What might be target proteins? Limbic encephalitis is associated with several known antibodies, such as to the NMDA channel. One possibility, in this case, might be the TRP channels, particularly cold-sensing channels, such as TRPM8. Without functioning TRPM8, the cold-sensing neurons would fail to fire as the patient's temperature naturally drops at night, interrupting the normal feedback loop of temperature homeostasis and leading to pronounced nocturnal hypothermia.

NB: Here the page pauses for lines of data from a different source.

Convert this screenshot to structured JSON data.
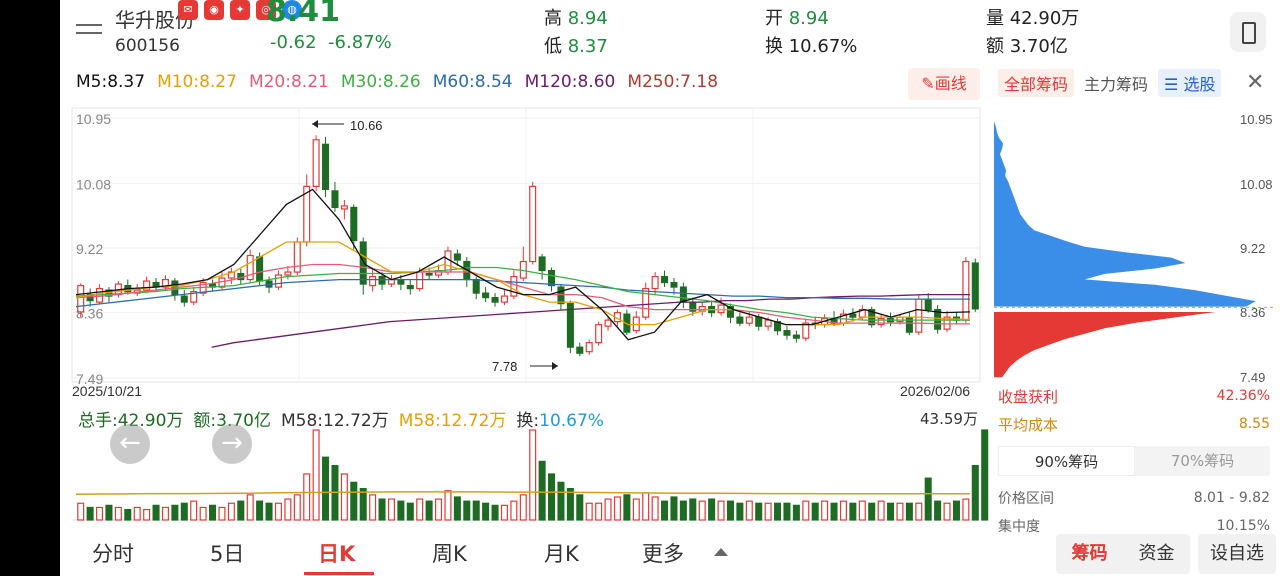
{
  "header": {
    "name": "华升股份",
    "code": "600156",
    "price": "8.41",
    "change": "-0.62",
    "change_pct": "-6.87%",
    "notifications": [
      "",
      "",
      "",
      "",
      ""
    ],
    "quotes": [
      {
        "label": "高",
        "value": "8.94"
      },
      {
        "label": "低",
        "value": "8.37"
      },
      {
        "label": "开",
        "value": "8.94"
      },
      {
        "label": "换",
        "value": "10.67%"
      },
      {
        "label": "量",
        "value": "42.90万"
      },
      {
        "label": "额",
        "value": "3.70亿"
      }
    ]
  },
  "ma": [
    {
      "label": "M5:8.37",
      "color": "#111111"
    },
    {
      "label": "M10:8.27",
      "color": "#e6a000"
    },
    {
      "label": "M20:8.21",
      "color": "#e75a78"
    },
    {
      "label": "M30:8.26",
      "color": "#3cb043"
    },
    {
      "label": "M60:8.54",
      "color": "#2b6cb0"
    },
    {
      "label": "M120:8.60",
      "color": "#6a1b6a"
    },
    {
      "label": "M250:7.18",
      "color": "#b03a2e"
    }
  ],
  "draw_label": "画线",
  "chart_data": {
    "type": "candlestick",
    "price_ticks": [
      "10.95",
      "10.08",
      "9.22",
      "8.36",
      "7.49"
    ],
    "price_range": [
      7.49,
      10.95
    ],
    "date_start": "2025/10/21",
    "date_end": "2026/02/06",
    "high_annotation": "10.66",
    "low_annotation": "7.78",
    "candles": [
      [
        8.37,
        8.72,
        8.75,
        8.3
      ],
      [
        8.6,
        8.52,
        8.68,
        8.44
      ],
      [
        8.5,
        8.68,
        8.74,
        8.47
      ],
      [
        8.66,
        8.58,
        8.7,
        8.5
      ],
      [
        8.6,
        8.74,
        8.78,
        8.56
      ],
      [
        8.72,
        8.64,
        8.8,
        8.6
      ],
      [
        8.62,
        8.66,
        8.74,
        8.58
      ],
      [
        8.66,
        8.78,
        8.84,
        8.62
      ],
      [
        8.76,
        8.7,
        8.82,
        8.64
      ],
      [
        8.7,
        8.8,
        8.86,
        8.66
      ],
      [
        8.78,
        8.6,
        8.82,
        8.52
      ],
      [
        8.58,
        8.5,
        8.66,
        8.44
      ],
      [
        8.5,
        8.64,
        8.7,
        8.46
      ],
      [
        8.62,
        8.76,
        8.82,
        8.58
      ],
      [
        8.74,
        8.7,
        8.8,
        8.64
      ],
      [
        8.7,
        8.82,
        8.9,
        8.66
      ],
      [
        8.82,
        8.9,
        8.96,
        8.74
      ],
      [
        8.88,
        8.8,
        8.94,
        8.74
      ],
      [
        8.8,
        9.12,
        9.2,
        8.76
      ],
      [
        9.1,
        8.78,
        9.16,
        8.72
      ],
      [
        8.78,
        8.7,
        8.84,
        8.62
      ],
      [
        8.7,
        8.86,
        8.92,
        8.66
      ],
      [
        8.86,
        8.9,
        8.98,
        8.8
      ],
      [
        8.9,
        9.3,
        9.36,
        8.86
      ],
      [
        9.3,
        10.04,
        10.2,
        9.24
      ],
      [
        10.04,
        10.66,
        10.72,
        9.98
      ],
      [
        10.6,
        10.0,
        10.7,
        9.9
      ],
      [
        9.98,
        9.76,
        10.1,
        9.7
      ],
      [
        9.74,
        9.78,
        9.86,
        9.6
      ],
      [
        9.76,
        9.32,
        9.8,
        9.2
      ],
      [
        9.3,
        8.74,
        9.36,
        8.6
      ],
      [
        8.72,
        8.84,
        8.96,
        8.64
      ],
      [
        8.84,
        8.74,
        8.9,
        8.66
      ],
      [
        8.74,
        8.8,
        8.86,
        8.7
      ],
      [
        8.8,
        8.74,
        8.86,
        8.66
      ],
      [
        8.72,
        8.68,
        8.8,
        8.6
      ],
      [
        8.68,
        8.9,
        8.96,
        8.64
      ],
      [
        8.88,
        8.86,
        8.96,
        8.8
      ],
      [
        8.86,
        8.92,
        9.0,
        8.82
      ],
      [
        8.9,
        9.18,
        9.24,
        8.86
      ],
      [
        9.14,
        9.06,
        9.2,
        8.98
      ],
      [
        9.04,
        8.8,
        9.1,
        8.7
      ],
      [
        8.8,
        8.62,
        8.84,
        8.54
      ],
      [
        8.62,
        8.56,
        8.7,
        8.5
      ],
      [
        8.56,
        8.5,
        8.62,
        8.44
      ],
      [
        8.5,
        8.58,
        8.66,
        8.46
      ],
      [
        8.58,
        8.84,
        8.92,
        8.54
      ],
      [
        8.82,
        9.04,
        9.24,
        8.78
      ],
      [
        9.04,
        10.04,
        10.1,
        9.0
      ],
      [
        9.1,
        8.92,
        9.14,
        8.8
      ],
      [
        8.92,
        8.72,
        8.96,
        8.64
      ],
      [
        8.7,
        8.48,
        8.74,
        8.4
      ],
      [
        8.48,
        7.9,
        8.52,
        7.82
      ],
      [
        7.9,
        7.82,
        7.96,
        7.78
      ],
      [
        7.84,
        7.96,
        8.0,
        7.8
      ],
      [
        7.96,
        8.2,
        8.24,
        7.92
      ],
      [
        8.18,
        8.26,
        8.32,
        8.12
      ],
      [
        8.24,
        8.36,
        8.4,
        8.18
      ],
      [
        8.34,
        8.1,
        8.4,
        8.06
      ],
      [
        8.12,
        8.3,
        8.38,
        8.08
      ],
      [
        8.3,
        8.68,
        8.76,
        8.26
      ],
      [
        8.68,
        8.84,
        8.9,
        8.6
      ],
      [
        8.84,
        8.76,
        8.92,
        8.7
      ],
      [
        8.76,
        8.7,
        8.82,
        8.6
      ],
      [
        8.7,
        8.5,
        8.76,
        8.42
      ],
      [
        8.5,
        8.38,
        8.56,
        8.32
      ],
      [
        8.38,
        8.44,
        8.5,
        8.32
      ],
      [
        8.44,
        8.36,
        8.52,
        8.3
      ],
      [
        8.36,
        8.46,
        8.56,
        8.32
      ],
      [
        8.44,
        8.3,
        8.48,
        8.22
      ],
      [
        8.3,
        8.22,
        8.36,
        8.18
      ],
      [
        8.22,
        8.3,
        8.38,
        8.18
      ],
      [
        8.3,
        8.18,
        8.34,
        8.12
      ],
      [
        8.18,
        8.26,
        8.3,
        8.12
      ],
      [
        8.24,
        8.12,
        8.28,
        8.06
      ],
      [
        8.12,
        8.06,
        8.18,
        8.0
      ],
      [
        8.06,
        8.02,
        8.12,
        7.96
      ],
      [
        8.02,
        8.22,
        8.28,
        7.98
      ],
      [
        8.22,
        8.2,
        8.3,
        8.14
      ],
      [
        8.2,
        8.28,
        8.34,
        8.16
      ],
      [
        8.28,
        8.22,
        8.38,
        8.18
      ],
      [
        8.22,
        8.34,
        8.4,
        8.18
      ],
      [
        8.34,
        8.3,
        8.42,
        8.24
      ],
      [
        8.3,
        8.4,
        8.46,
        8.26
      ],
      [
        8.4,
        8.2,
        8.44,
        8.16
      ],
      [
        8.2,
        8.28,
        8.34,
        8.16
      ],
      [
        8.28,
        8.24,
        8.36,
        8.18
      ],
      [
        8.24,
        8.3,
        8.34,
        8.2
      ],
      [
        8.3,
        8.1,
        8.36,
        8.06
      ],
      [
        8.1,
        8.54,
        8.6,
        8.06
      ],
      [
        8.54,
        8.4,
        8.62,
        8.36
      ],
      [
        8.4,
        8.14,
        8.46,
        8.08
      ],
      [
        8.14,
        8.3,
        8.38,
        8.1
      ],
      [
        8.3,
        8.26,
        8.36,
        8.2
      ],
      [
        8.26,
        9.04,
        9.1,
        8.22
      ],
      [
        9.02,
        8.41,
        9.08,
        8.37
      ]
    ],
    "ma5": [
      8.6,
      8.64,
      8.68,
      8.7,
      8.74,
      8.8,
      9.0,
      9.4,
      9.8,
      10.0,
      9.6,
      9.0,
      8.8,
      8.9,
      9.1,
      8.9,
      8.7,
      8.6,
      8.6,
      8.7,
      8.4,
      8.0,
      8.1,
      8.5,
      8.6,
      8.4,
      8.3,
      8.2,
      8.2,
      8.3,
      8.4,
      8.3,
      8.4,
      8.36,
      8.37
    ],
    "ma10": [
      8.56,
      8.62,
      8.66,
      8.7,
      8.72,
      8.8,
      8.9,
      9.1,
      9.3,
      9.3,
      9.3,
      9.1,
      8.9,
      8.9,
      9.0,
      8.9,
      8.8,
      8.6,
      8.5,
      8.5,
      8.4,
      8.2,
      8.2,
      8.3,
      8.4,
      8.4,
      8.3,
      8.2,
      8.2,
      8.2,
      8.3,
      8.3,
      8.3,
      8.28,
      8.27
    ],
    "ma20": [
      8.56,
      8.58,
      8.62,
      8.66,
      8.7,
      8.74,
      8.8,
      8.9,
      8.96,
      9.0,
      9.0,
      8.96,
      8.9,
      8.9,
      8.9,
      8.9,
      8.8,
      8.7,
      8.6,
      8.6,
      8.56,
      8.44,
      8.4,
      8.4,
      8.4,
      8.4,
      8.36,
      8.3,
      8.26,
      8.22,
      8.22,
      8.22,
      8.22,
      8.21,
      8.21
    ],
    "ma30": [
      8.58,
      8.6,
      8.62,
      8.64,
      8.68,
      8.7,
      8.72,
      8.78,
      8.84,
      8.86,
      8.88,
      8.88,
      8.88,
      8.9,
      8.92,
      8.96,
      8.96,
      8.92,
      8.86,
      8.8,
      8.72,
      8.64,
      8.6,
      8.56,
      8.52,
      8.46,
      8.4,
      8.36,
      8.3,
      8.28,
      8.26,
      8.26,
      8.26,
      8.26,
      8.26
    ],
    "ma60": [
      8.44,
      8.48,
      8.52,
      8.56,
      8.6,
      8.64,
      8.68,
      8.72,
      8.76,
      8.78,
      8.8,
      8.8,
      8.8,
      8.8,
      8.8,
      8.8,
      8.78,
      8.76,
      8.74,
      8.72,
      8.7,
      8.66,
      8.64,
      8.62,
      8.6,
      8.58,
      8.58,
      8.56,
      8.56,
      8.55,
      8.55,
      8.54,
      8.54,
      8.54,
      8.54
    ],
    "ma120": [
      7.9,
      7.96,
      8.0,
      8.04,
      8.08,
      8.12,
      8.16,
      8.2,
      8.24,
      8.26,
      8.28,
      8.3,
      8.32,
      8.34,
      8.36,
      8.38,
      8.4,
      8.42,
      8.44,
      8.46,
      8.48,
      8.5,
      8.5,
      8.52,
      8.52,
      8.54,
      8.54,
      8.56,
      8.57,
      8.58,
      8.58,
      8.59,
      8.6,
      8.6,
      8.6
    ],
    "volume": {
      "max_label": "43.59万",
      "values": [
        8,
        6,
        6,
        7,
        6,
        5,
        6,
        5,
        7,
        6,
        7,
        8,
        9,
        6,
        7,
        6,
        8,
        9,
        12,
        9,
        8,
        8,
        10,
        12,
        22,
        43,
        30,
        26,
        22,
        18,
        15,
        12,
        10,
        10,
        9,
        8,
        10,
        9,
        10,
        14,
        11,
        9,
        9,
        8,
        7,
        7,
        9,
        12,
        43,
        28,
        22,
        18,
        15,
        12,
        8,
        8,
        10,
        11,
        12,
        10,
        13,
        11,
        9,
        11,
        9,
        10,
        9,
        10,
        9,
        9,
        8,
        9,
        8,
        8,
        8,
        8,
        7,
        9,
        8,
        9,
        8,
        9,
        8,
        9,
        8,
        9,
        8,
        8,
        8,
        8,
        20,
        9,
        8,
        9,
        10,
        26,
        43
      ],
      "ma_line": [
        12.5,
        12.6,
        12.7,
        12.8,
        12.8,
        12.9,
        13.0,
        13.2,
        13.3,
        13.4,
        13.5,
        13.6,
        13.6,
        13.6,
        13.6,
        13.5,
        13.5,
        13.4,
        13.3,
        13.2,
        13.1,
        13.0,
        13.0,
        12.9,
        12.8,
        12.8,
        12.7,
        12.7,
        12.7,
        12.7,
        12.7,
        12.72
      ]
    }
  },
  "chips": {
    "tabs": [
      "全部筹码",
      "主力筹码",
      "选股"
    ],
    "price_ticks": [
      "10.95",
      "10.08",
      "9.22",
      "8.36",
      "7.49"
    ],
    "distribution": [
      0,
      0,
      0,
      2,
      3,
      5,
      9,
      8,
      6,
      8,
      10,
      12,
      11,
      14,
      16,
      18,
      20,
      22,
      24,
      26,
      30,
      34,
      40,
      56,
      72,
      90,
      130,
      176,
      190,
      160,
      110,
      90,
      160,
      200,
      230,
      260,
      250,
      220,
      180,
      140,
      110,
      90,
      70,
      55,
      40,
      30,
      22,
      16,
      12,
      8
    ],
    "stats": {
      "profit_label": "收盘获利",
      "profit_value": "42.36%",
      "cost_label": "平均成本",
      "cost_value": "8.55",
      "pct_tabs": [
        "90%筹码",
        "70%筹码"
      ],
      "range_label": "价格区间",
      "range_value": "8.01 - 9.82",
      "concentration_label": "集中度",
      "concentration_value": "10.15%"
    }
  },
  "volume_info": {
    "total": "总手:42.90万",
    "amount": "额:3.70亿",
    "m58a": "M58:12.72万",
    "m58b": "M58:12.72万",
    "turnover_label": "换:",
    "turnover_value": "10.67%"
  },
  "bottom_tabs": [
    "分时",
    "5日",
    "日K",
    "周K",
    "月K",
    "更多"
  ],
  "bottom_right": {
    "chips": "筹码",
    "funds": "资金",
    "custom": "设自选"
  },
  "colors": {
    "up": "#e53935",
    "down": "#1e6b23",
    "accent": "#e53935"
  }
}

Considerable effort has been directed at creating a unifying diagnosis for the wide range of symptoms that she has developed over the last two years that might also explain her hypothermia. However, such a diagnosis has proven elusive. Perhaps, instead, these symptoms are not part of disease-causing hypothermia but sequelae of the hypothermia itself. Accidental hypothermia is known to lead to pancytopenia, hypoglycemia, bradycardia and pancreatitis, according to findings published in QJM. Without the ability to sense a drop in temperature, the patient is likely to experience prolonged hypothermic periods at night when she is not in the hospital, potentially explaining the unusual pattern of multisystem organ damage that had perplexed her medical teams. Thus, elucidating the mechanism driving her hypothermia can also clarify how to approach her other symptoms, here suggesting that preventing the hypothermia may be the most effective strategy to improve her multisystem illness. Thus, the Pathways Consult Service hypothesized that an autoimmune process related to immune reconstitution on HIV treatment led to the dysfunction of temperature regulation, likely through dysfunction of the POA, and that the resulting hypothermia led to multisystem injuries.
Summary and Future Steps
How the set point for core body temperature control is chosen is unknown. Recent evidence suggests a potential role for hypothalamic TRP channels. The change in her thermal set point correlated with therapy for HIV infection, known to occasionally precipitate autoimmunity as CD4 cells are restored. Because of the question of autoimmunity, the patient underwent a lumbar puncture and was found to have no evidence for a monoclonal B cell or unusual T cell population on flow cytometry. Given this corroborating evidence and her persistent symptoms, and despite concerns about the use of corticosteroids in HIV, she was put on high-dose steroids, with marked improvement in her hypothermia. While that response is good news, high-dose steroids are not viable as a long-term option and alternative forms of immunomodulation will need to be explored. A potential future direction would be to explore the target of the presumed auto-antibody response, for example, to see if they affected the TRP channel or might bind to other antigens of the hypothalamus.